Typ-2-Diabetes wird heute als Multiorganerkrankung verstanden und das Therapieziel ist nicht mehr allein die gute Einstellung des HbA1c. Auch Patient*innen mit gut eingestelltem Blutzucker benötigen eine Therapie, welche die kardiovaskulären und renalen Risiken reduziert, abhängig von der individuellen Risikokonstellation.
Erst die Einführung der SGLT2-Inhibitoren (SGLT2i) wie Empagliflozin (Jardiance®) und der GLP1-Rezeptoragonisten (GLP1-RA) ermöglichte den Übergang von einer rein glukozentrischen Therapie zu einer auf den kardiorenalen Organschutz ausgerichteten Therapie.
Dabei können drei Kernfragen das individuelle Behandlungsmanagement in die richtige Richtung lenken, erklärte Prof. Matthias Blüher, Leipzig: „Liegt bereits eine kardiovaskuläre Er- krankung vor? Hat der Patient oder die Patientin eine Nierenfunktionsstö- rung? Und/oder ist die Gewichtsreduktion primäres Therapieziel?“
So wird auch im aktuellen DMP Diabetes mellitus Typ 2 nach dem Risiko für Herz-Kreislauf-Erkrankungen, Herzinsuffizienz oder Nierenfunktionsstörungen bei den Empfehlungen zur medikamentösen Therapie unterschieden. Patient*innen mit einer signifikanten arteriellen Stenose oder einem Myokardinfarkt bzw. ischämischen Schlaganfall in der Anamnese, die bereits Medikamente zur Behandlung kardiovaskulärer Risikofaktoren erhalten, sollen laut DMP-Richtlinie zusätzlich eine Kombination aus Metformin plus Empagliflozin oder Liraglutid erhalten.
Bei Betroffenen mit einer klinisch relevanten Nephropathie wird frühzeitig eine Therapie aus Metformin plus SGLT2i oder GLP1-RA empfohlen, um eine mögliche Dialyse hinauszuzögern.
Voraussetzung für eine frühzeitige Therapie, die auf Blutzuckermanagement, Gewichtsmanagement, Herz-Kreislauf-Risikofaktoren und Herz-Kreislauf-Protektion abzielt, ist die Ermittlung des individuellen Risikos der Patient*in, wie Dr. Tobias Wiesner, Leipzig, erläuterte. Zu den Risikomarkern, die regelmäßig untersucht werden sollten, gehört neben HbA1c, NT-ProBNP und eGFR auch die Albumin-Kreatinin-Ratio (UACR). Die aktualisierte DMP-Richtlinie greift dies auf. „Zwar wurde das Albuminscreening aus Gründen der Datensparsamkeit aus dem DMP-Dokumentationsbogen gestrichen, die regelmäßige Bestimmung der UACR wird aber weiterhin textlich erwähnt und empfohlen, wenn der Patient oder die Patientin davon profitiert“, erklärt Dr. Tobias Wiesner.
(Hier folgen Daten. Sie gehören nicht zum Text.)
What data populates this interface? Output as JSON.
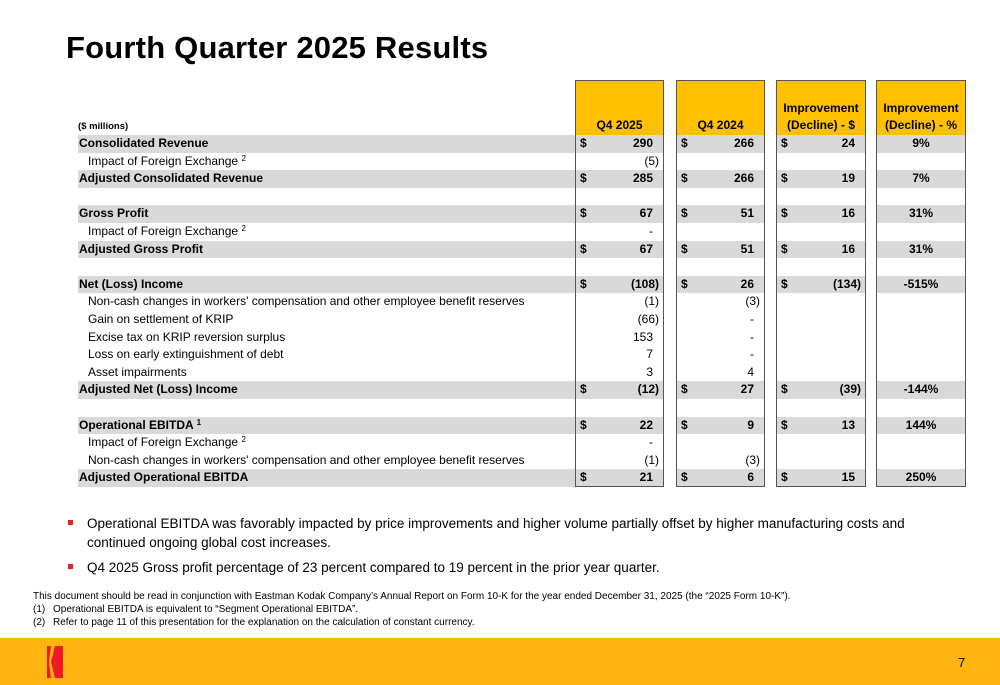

Da erste strukturelle Nierenschäden bereits bei der Diagnose von Typ-2-Diabetes oder Hypertonie vorliegen können, profitieren die Patient:innen in den meisten Fällen von einer regelmäßigen Bestimmung der UACR. „Dank der Albuminurie haben wir ein sehr frühes Signal, dass die Nieren einen Defekt haben, etwa 10 bis 15 Jahre, bevor dies in der eGFR sichtbar wird“, erklärte Prof. Markus van der Giet, Berlin, und riet: „Es ist wichtig, bei Patient*innen mit Diabetes und/oder Hypertonie frühzeitig die UACR zu messen und zum Beispiel mit SGLT2-Hemmern wie Empagliflozin zu behandeln, um die Verschlechterung der Nierenfunktion zu verlangsamen.“ Mit Empagliflozin kann der Beginn einer Nierenersatztherapie potenziell um viele Jahre hinausgezögert werden, abhängig von der anfänglichen eGFR10.
Aufgrund ihrer günstigen Effekte auf Herz und Nieren sind SGLT2i wie Empagliflozin neben der Behandlung des Typ-2-Diabetes auch für die Therapie der chronischen symptomatischen Herzinsuffizienz und der chronischen Niereninsuffizienz zugelassen. Die Einnahme erfolgt einmal täglich oral. Aufgrund ihrer positiven kardiorenalen Wirkung empfehlen Leitlinien den frühzeitigen Einsatz von SGLT2-Inhibitoren. „Die Therapie ist unkompliziert und es ist einfach geworden, die Komorbiditäten von Patient:innen mit Typ-2-Diabetes mit einem Medikament zu behandeln“, fasst Dr. Wiesner zusammen.